UK court to decide on former Spanish king’s immunity claim

Ex-lover of Juan Carlos accuses him of harassment and spying

Juan Carlos (83), the former Spanish king who abdicated in 2014, faces accusations by German-born businesswoman Corinna zu Sayn-Wittgenstein. Photograph: Pierre-Philippe

Juan Carlos (83), the former Spanish king who abdicated in 2014, faces accusations by German-born businesswoman Corinna zu Sayn-Wittgenstein. Photograph: Pierre-Philippe

 

A UK court has concluded a hearing on whether to grant Spain’s former king Juan Carlos sovereign immunity and must now decide whether he should face charges of harassment and spying brought against him by a former lover.

Juan Carlos (83), who abdicated in 2014, faces accusations by German-born businesswoman Corinna zu Sayn-Wittgenstein that he used the Spanish intelligence services to wage a campaign of intimidation and surveillance against her after their five-year relationship ended.

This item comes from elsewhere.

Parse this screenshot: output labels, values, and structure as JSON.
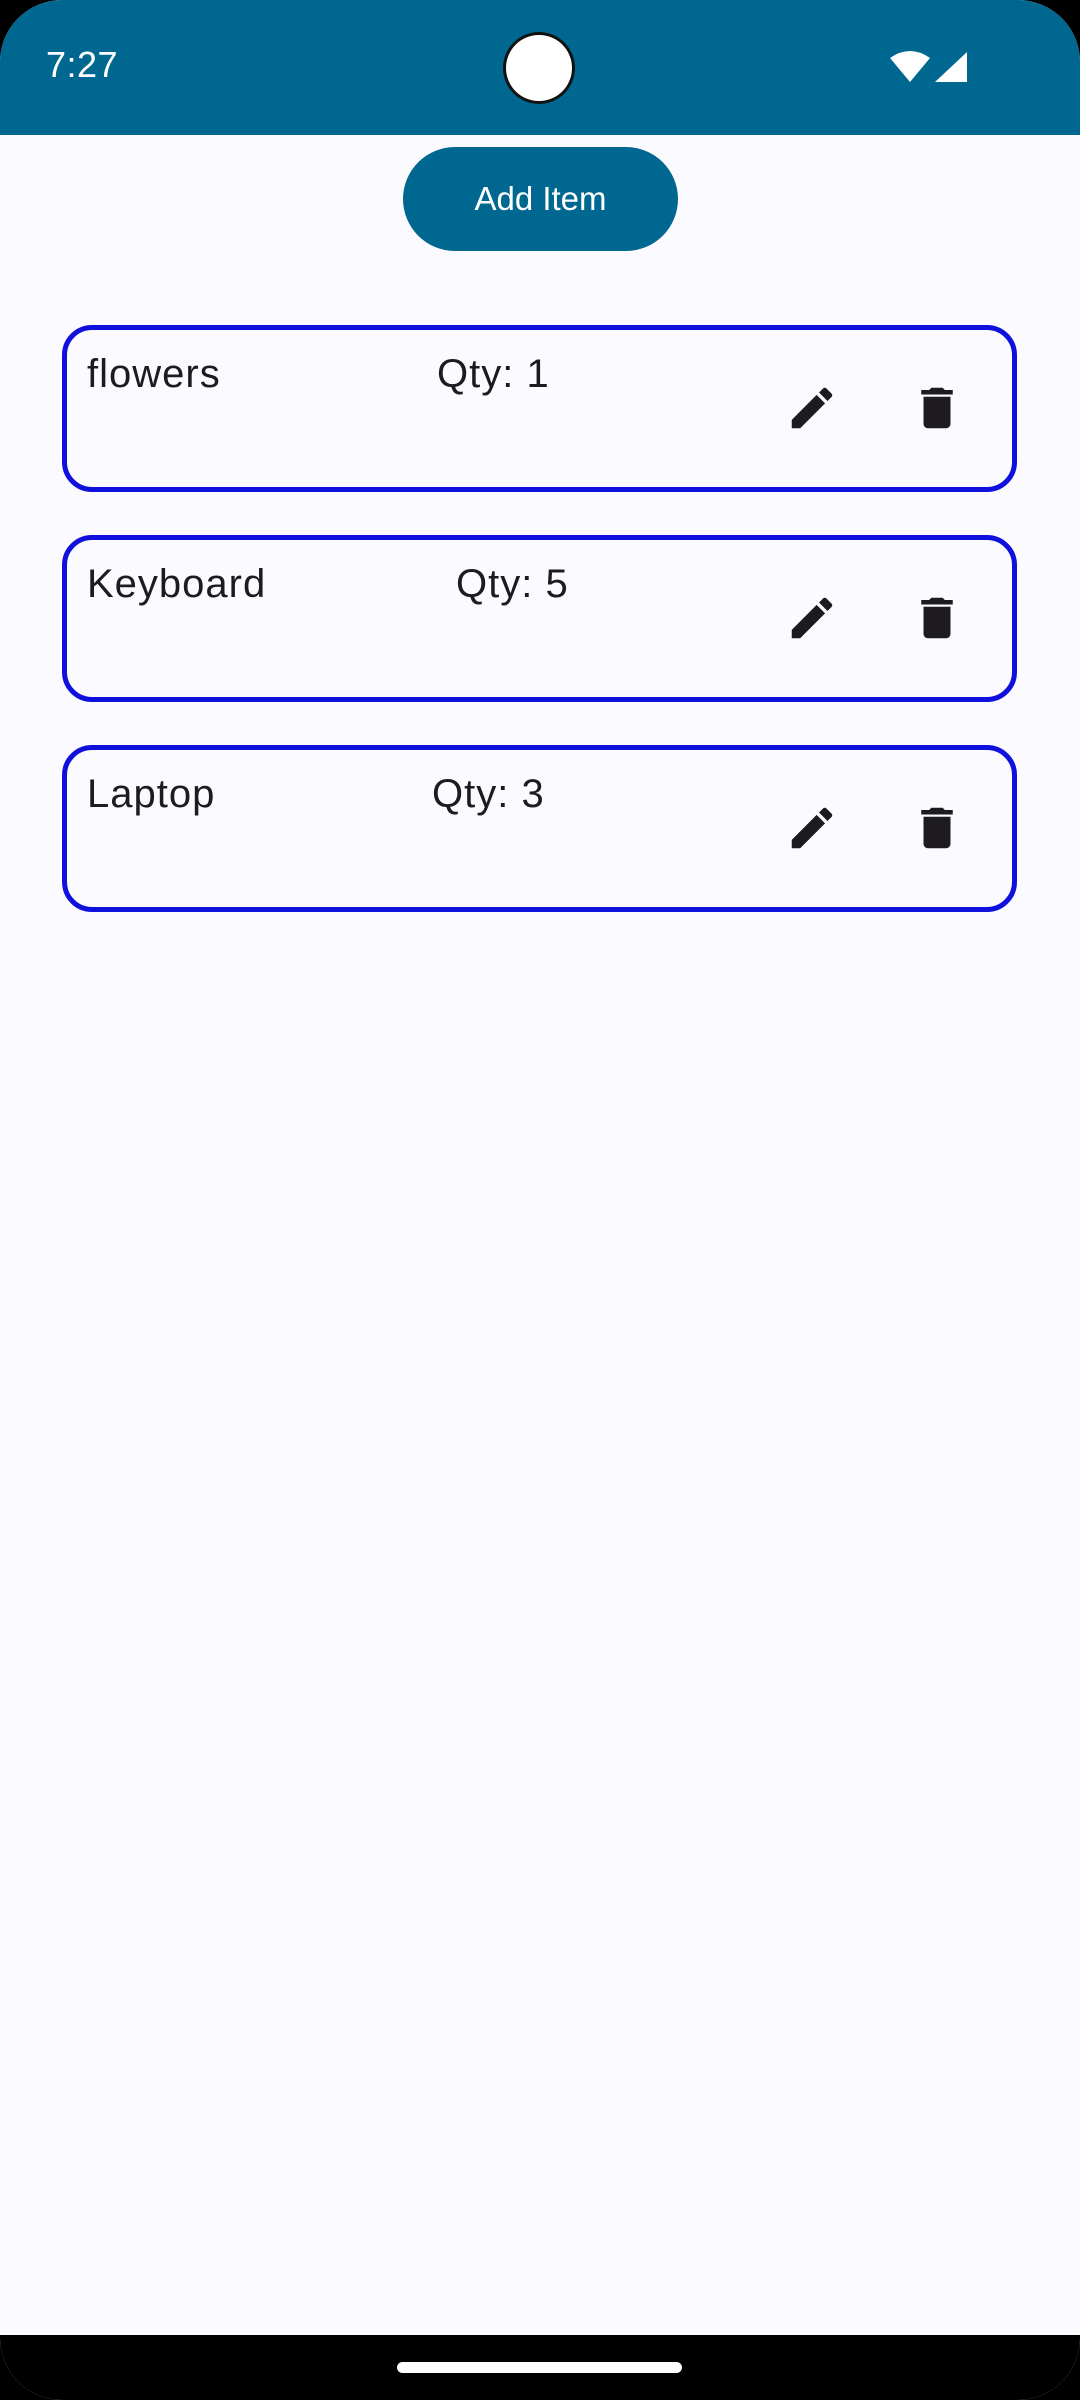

Ms Sayn-Wittgenstein (57) claims that this campaign took place in several countries, including the UK, leading her to bring a civil case against the former monarch before the British High Court of Justice.

The court must rule on the former king’s immunity request to decide whether the case can go any further.

Court documents outlining Ms Sayn-Wittgenstein’s case cited the “great mental pain, alarm, anxiety, distress, loss of wellbeing, humiliation and moral stigma she has suffered”.

The former king, who was not present for the court hearing, denies the harassment and spying accusations. During the two-day hearing, his legal team made reference to his role in helping usher in democracy following the death of dictator Francisco Franco in 1975, the same year he took the throne.

His lawyer, Daniel Bethlehem, told the court that Juan Carlos “is the personal embodiment not only of Spain’s constitutional return to democracy but also of its unbroken connection to the past”, as he argued in favour of immunity.

Ms Sayn-Wittgenstein’s legal team said that given Juan Carlos is no longer king and this is a private matter with no bearing on his role as a public figure, granting him sovereign immunity would not be appropriate.

Break-in

According to the complainant, in 2009 she broke off the relationship with Juan Carlos, who has been married to Queen Sofía since 1962.

He unsuccessfully attempted to resume their affair and showered her with gifts, including a €65 million sum in 2012, she claims. She also said he later asked for the money back and her refusal angered him, triggering a series of incidents which made her fear for her safety.

Among them was a meeting she had in the Connaught Hotel in London with the then-head of Spain’s national intelligence service, Félix Sanz Roldán, in which she says she was threatened. She also cited a break-in at her property in Villars, in Switzerland, where a book about the death of Princess Diana was left on a table.

In another incident, intruders at her property in Shropshire, in England, drilled a hole in the window of her bedroom as she slept. Separately, security cameras on the property were damaged by gunfire, she said.

The couple’s relationship became public in 2012, after it emerged they had been on an elephant hunting holiday together in Botswana, as Spain was mired in economic crisis. Mounting pressure led to Juan Carlos to abdicate in favour of his son, Felipe, two years later.

However, since then a series of financial scandals have engulfed the former king, causing him to flee to Abu Dhabi in August 2020, where he remains.